第一回シェルター外調査団
「川崎さん危ないですよ!シェルターの外」
「無駄だと思うけど助けられる命は救います」
「防護服も無しで?!」
「一年シェルターの中に居て欲しいとは言いましたがあれは農業が出来るようになるまでの予想期間です。思ったよりも放射能汚染が下がっていて良かったです」
外の確認はドローンによる空撮でしか確認できなかった。あたり一面焼野原なんだけどね。という事は私も出ていいのかな?
「私も同行させてもらえませんか?」
「外の気温四〇度、熱中症になる覚悟があるなら」
「今、一二月ですよ...そんなに暑いんなんてだったら川崎さんも危険じゃないですか!」
「そうですね人間の感覚では。
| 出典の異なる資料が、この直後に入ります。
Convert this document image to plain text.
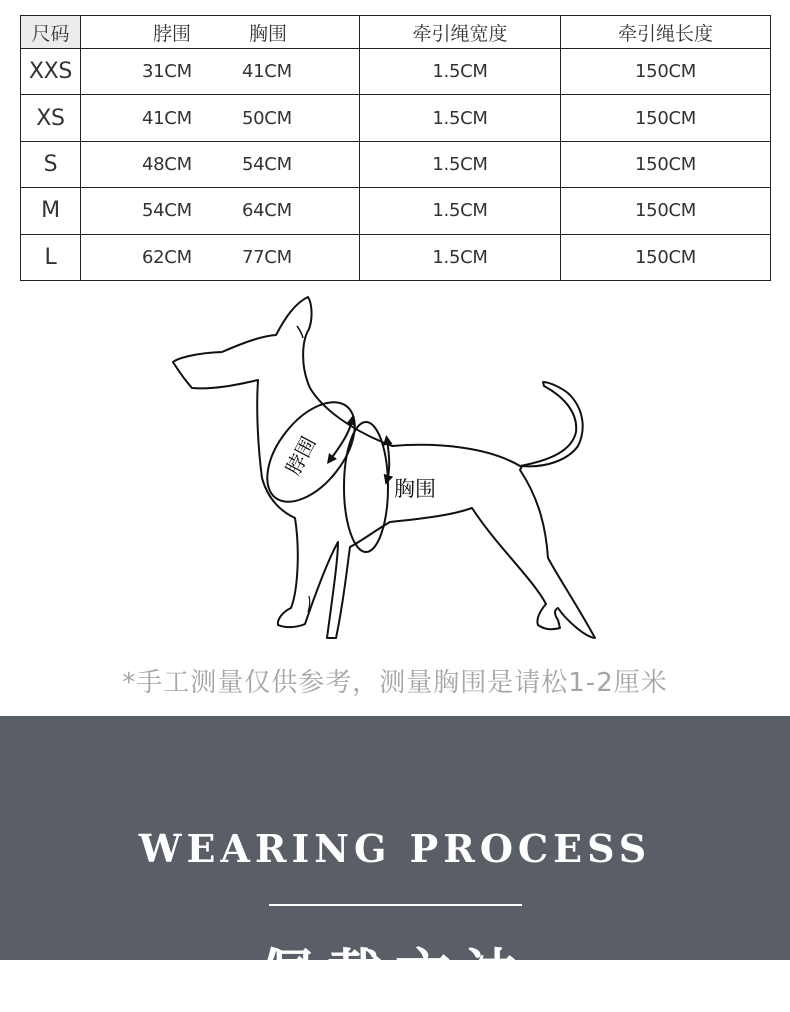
尺码	脖围 胸围	牵引绳宽度	牵引绳长度
XXS	31CM 41CM	1.5CM	150CM
XS	41CM 50CM	1.5CM	150CM
S	48CM 54CM	1.5CM	150CM
M	54CM 64CM	1.5CM	150CM
L	62CM 77CM	1.5CM	150CM
脖围
胸围
*手工测量仅供参考，测量胸围是请松1-2厘米
WEARING PROCESS
佩戴方法
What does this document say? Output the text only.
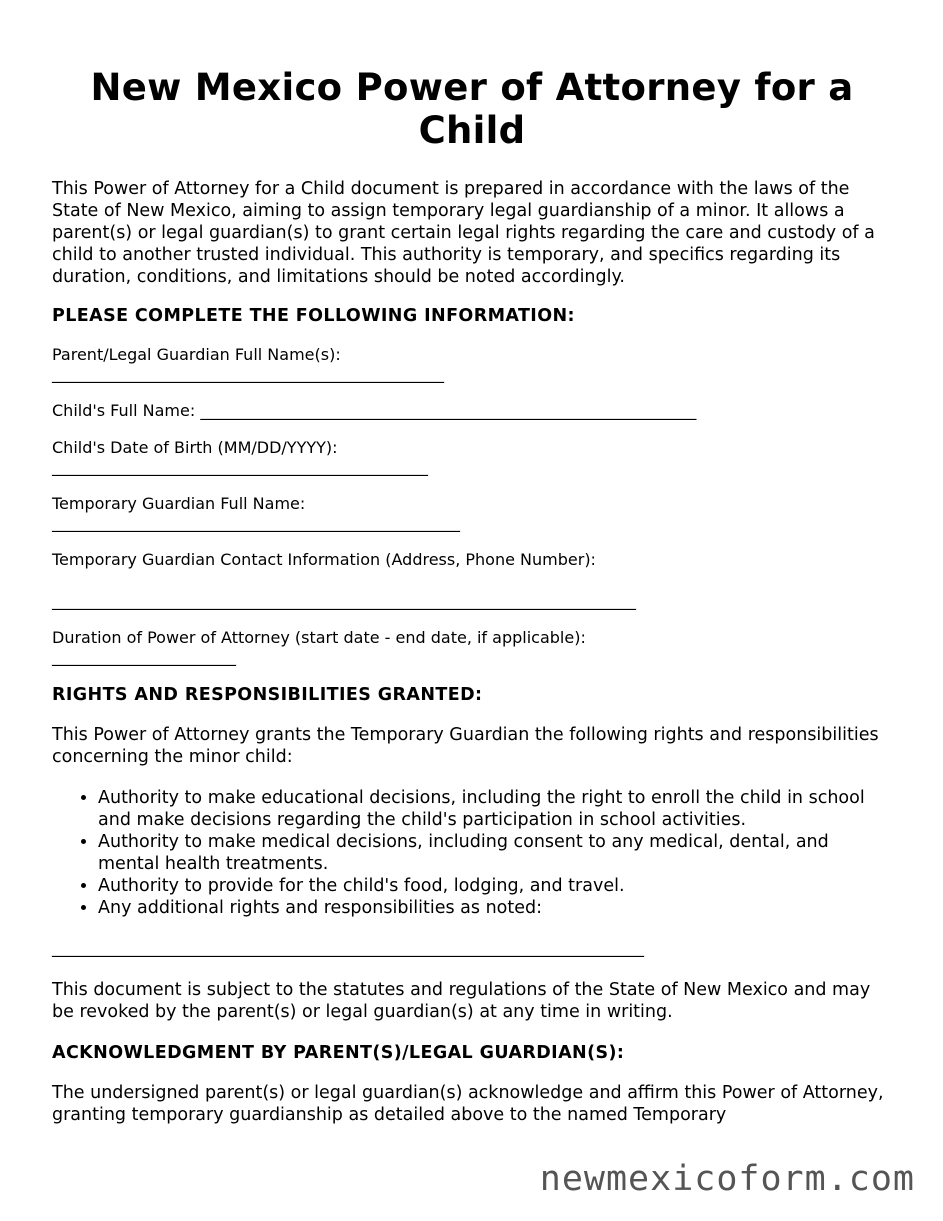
New Mexico Power of Attorney for a Child

This Power of Attorney for a Child document is prepared in accordance with the laws of the State of New Mexico, aiming to assign temporary legal guardianship of a minor. It allows a parent(s) or legal guardian(s) to grant certain legal rights regarding the care and custody of a child to another trusted individual. This authority is temporary, and specifics regarding its duration, conditions, and limitations should be noted accordingly.

PLEASE COMPLETE THE FOLLOWING INFORMATION:

Parent/Legal Guardian Full Name(s):
_________________________________________________
Child's Full Name: ______________________________________________________________
Child's Date of Birth (MM/DD/YYYY):
_______________________________________________
Temporary Guardian Full Name:
___________________________________________________
Temporary Guardian Contact Information (Address, Phone Number):
_________________________________________________________________________
Duration of Power of Attorney (start date - end date, if applicable):
_______________________

RIGHTS AND RESPONSIBILITIES GRANTED:

This Power of Attorney grants the Temporary Guardian the following rights and responsibilities concerning the minor child:

• Authority to make educational decisions, including the right to enroll the child in school and make decisions regarding the child's participation in school activities.
• Authority to make medical decisions, including consent to any medical, dental, and mental health treatments.
• Authority to provide for the child's food, lodging, and travel.
• Any additional rights and responsibilities as noted:
__________________________________________________________________________

This document is subject to the statutes and regulations of the State of New Mexico and may be revoked by the parent(s) or legal guardian(s) at any time in writing.

ACKNOWLEDGMENT BY PARENT(S)/LEGAL GUARDIAN(S):

The undersigned parent(s) or legal guardian(s) acknowledge and affirm this Power of Attorney, granting temporary guardianship as detailed above to the named Temporary

newmexicoform.com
実は私熱エネルギーを自分の力に変換できるんです」
「何怪獣映画みたいな設定で話してんですか!」
「大丈夫、だから心配しないでください」
そういうと一人シェルターの外にド尾出してしまった放射能汚染とか熱中症怖くないのかな?冬でもこんな暑いのに。豪語してたけど。やっぱりどっかでゆで卵みたいになって倒れるんじゃないかと心配した。けどそれは杞憂だった。そして一週間どしゃ降りの雨が久しぶりに振ってきた。
「この人誰なんですか?」
「空腹で取れていたところを私が保護しました」
「まさか灼熱の中川崎さんが助けるまで...」
「えぇそうです」
「脱水症状とかは?今何か持ってきますね」
「せめて水分補給だけでも」
後で聞いた話だとあのショートカットの女性は浅霧睡蓮と言い、室町時代に伊達政宗の軍勢に攻められ新しい城の築城の時人柱にされたらしい。本人が完全に回復した時に聞いた。
「改めまして私浅霧睡蓮と申します。この度は助けて頂き誠に感謝存じ上げます」
「そんな固くならなくても...」
「ところで大塚さんは何か困ったことはありませんか?」
「言え特に...」
「大名の妻でしたが元は庭師でございます。草木の手入れ、掃除何でも致します」
「落ち着くまで休んで居てください」
「いやいや、それはではただの怠け者になってしまいます」
「そうだなぁ、それについては川崎さんにきてください」
「分かりました」
「そういえば、時代劇みたいな話し方じゃないんですね」
「城の中を歩いている客の話し方を聞いて覚えました」
「寂しくは無かったんですか?」
「最初の内はそうでしたが今は慣れましたこの子(息子)が居るので」
「いつ生まれたんですか?」
「そうですね、閉じ込められてから数日位ですかね」
「石垣の中で出産!頭ぶつけたりとかはなかったんですか?」
「それはありませんでした。あの中無限に広がる黒い空間だったので」
永遠とも感じる時間と空間で。出産はよく頑張ったと言うしかない。私だったら発狂してただろう。やっぱり、戦国時代の人たくましいなぁ。